Due to constant fire from the GM-239 and a Yugoslav scouting airplane being seen the “Rorqual” dove beneath the waves and fled to international waters. The first naval battle in the east Adriatic was over and the winner was clear.
The worst was yet to come to the crew of GM-239 and the Ursus survivors. Without any propulsion they were left to the mercy of the sea, and that day no mercy was given. A massive storm showed up from nowhere causing the death of 10 more seamen who tried to escape with lifeboats. GM-239 was found the day after by a Yugoslav tugboat, battered and completely unoperational. It was towed to Dubrovnik and later to Albania.
Ursus was believed to have sank somewhere close to the island of Korčula so it was a big surprise to Nenad Milosavljević, a local diver from Vis, when he found it just 400 meters from the inlet of Pločica, right next to Vis island.
The wreck today stands upright in the deep and dark waters. It’s shallowest point is at 43 meters and the ships propellers stand at 65 meters making this a technical dive.
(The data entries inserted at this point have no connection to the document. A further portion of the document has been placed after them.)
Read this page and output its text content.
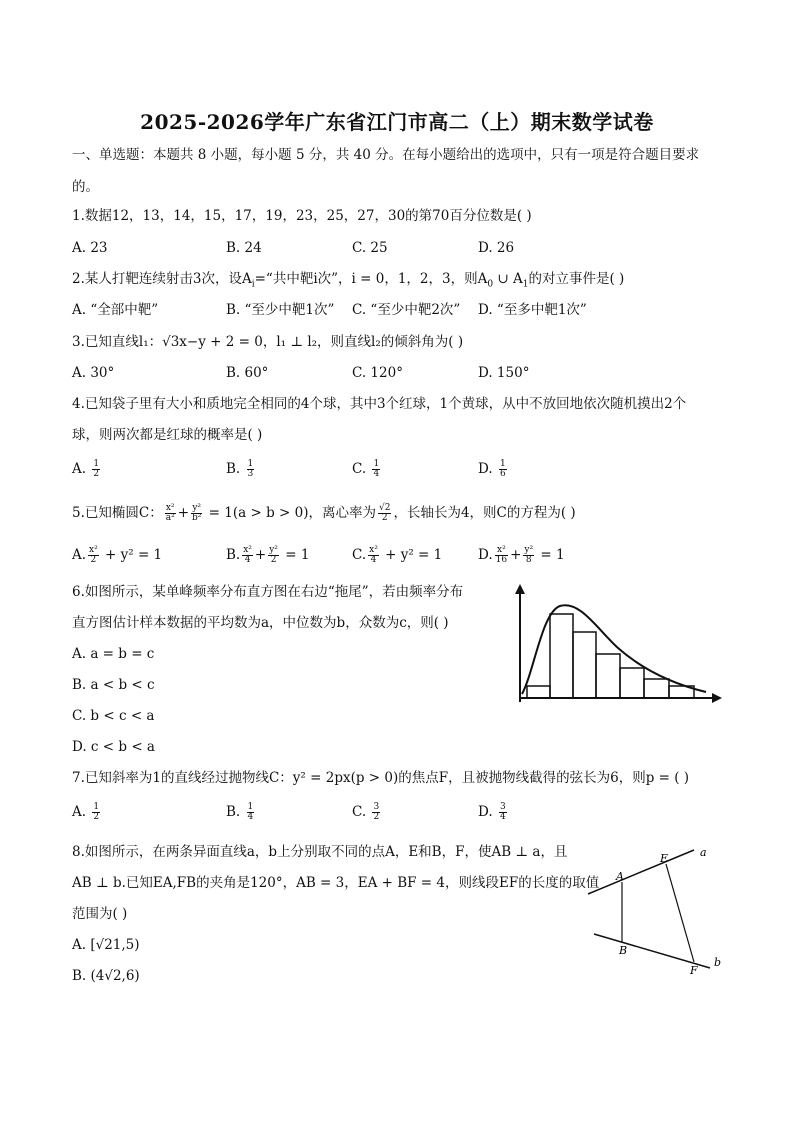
2025-2026学年广东省江门市高二（上）期末数学试卷
一、单选题：本题共 8 小题，每小题 5 分，共 40 分。在每小题给出的选项中，只有一项是符合题目要求
的。
1.数据12，13，14，15，17，19，23，25，27，30的第70百分位数是( )
A. 23	B. 24	C. 25	D. 26
2.某人打靶连续射击3次，设$A_i=“$共中靶i次”，i = 0，1，2，3，则$A_0$ ∪ $A_1$的对立事件是( )
A. “全部中靶”	B. “至少中靶1次” C. “至少中靶2次” D. “至多中靶1次”
3.已知直线l₁：√3x−y + 2 = 0，l₁ ⊥ l₂，则直线l₂的倾斜角为( )
A. 30°	B. 60°	C. 120°	D. 150°
4.已知袋子里有大小和质地完全相同的4个球，其中3个红球，1个黄球，从中不放回地依次随机摸出2个
球，则两次都是红球的概率是( )
A. $\frac{1}{2}$	B. $\frac{1}{3}$	C. $\frac{1}{4}$	D. $\frac{1}{6}$
5.已知椭圆C： $\frac{\text{x²}}{\text{a²}} + \frac{\text{y²}}{\text{b²}} = 1(a > b > 0)$，离心率为 $\frac{√2}{2}$ ，长轴长为4，则C的方程为( )
A. $\frac{\text{x²}}{2} + y^2 = 1$	B. $\frac{\text{x²}}{4} + \frac{\text{y²}}{2} = 1$	C. $\frac{\text{x²}}{4} + y^2 = 1$	D. $\frac{\text{x²}}{16} + \frac{\text{y²}}{8} = 1$
6.如图所示，某单峰频率分布直方图在右边“拖尾”，若由频率分布
直方图估计样本数据的平均数为a，中位数为b，众数为c，则( )
A. a = b = c
B. a < b < c
C. b < c < a
D. c < b < a
7.已知斜率为1的直线经过抛物线C：y² = 2px(p > 0)的焦点F，且被抛物线截得的弦长为6，则p = ( )
A. $\frac{1}{2}$	B. $\frac{1}{4}$	C. $\frac{3}{2}$	D. $\frac{3}{4}$
8.如图所示，在两条异面直线a，b上分别取不同的点A，E和B，F，使AB ⊥ a，且
AB ⊥ b.已知EA,FB的夹角是120°，AB = 3，EA + BF = 4，则线段EF的长度的取值
范围为( )
A. [√21,5)
B. (4√2,6)
a
b
A
B
E
F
The strong currents also make the dive dangerous and from times change the visibility from christal clear to chocolate milk in a few hours. The ship is very well preserved considering the beating it took in it’s last moments. The superstructure is very damaged with the ships funnels laying across it, the emblem of “Rimorchiatori Riuniti”, the original owner of Ursus, still clearly visible on them.
The most impressive part of the ship is the 76mm gun on it’s prow, still looking like it can be used.
The inside of the ship is well preserved but also protected by Croatian laws as a war grave so treat it with respect.
The ships is covered in yellow sponges (Suberites ficus) and it’s higher parts are just starting to become colonies of Red Gorgonian (Pseudopterogorgia bipinnata). Many fish species can be found wandering it’s structure, from the intimidating sea serpents, Mediterranean Morena (Muraena helena) and the Conger eel (Conger conger) to camouflaged Scorpionfish (Scorpaena scrofa) and the elusive John Dorry (Zeus faber).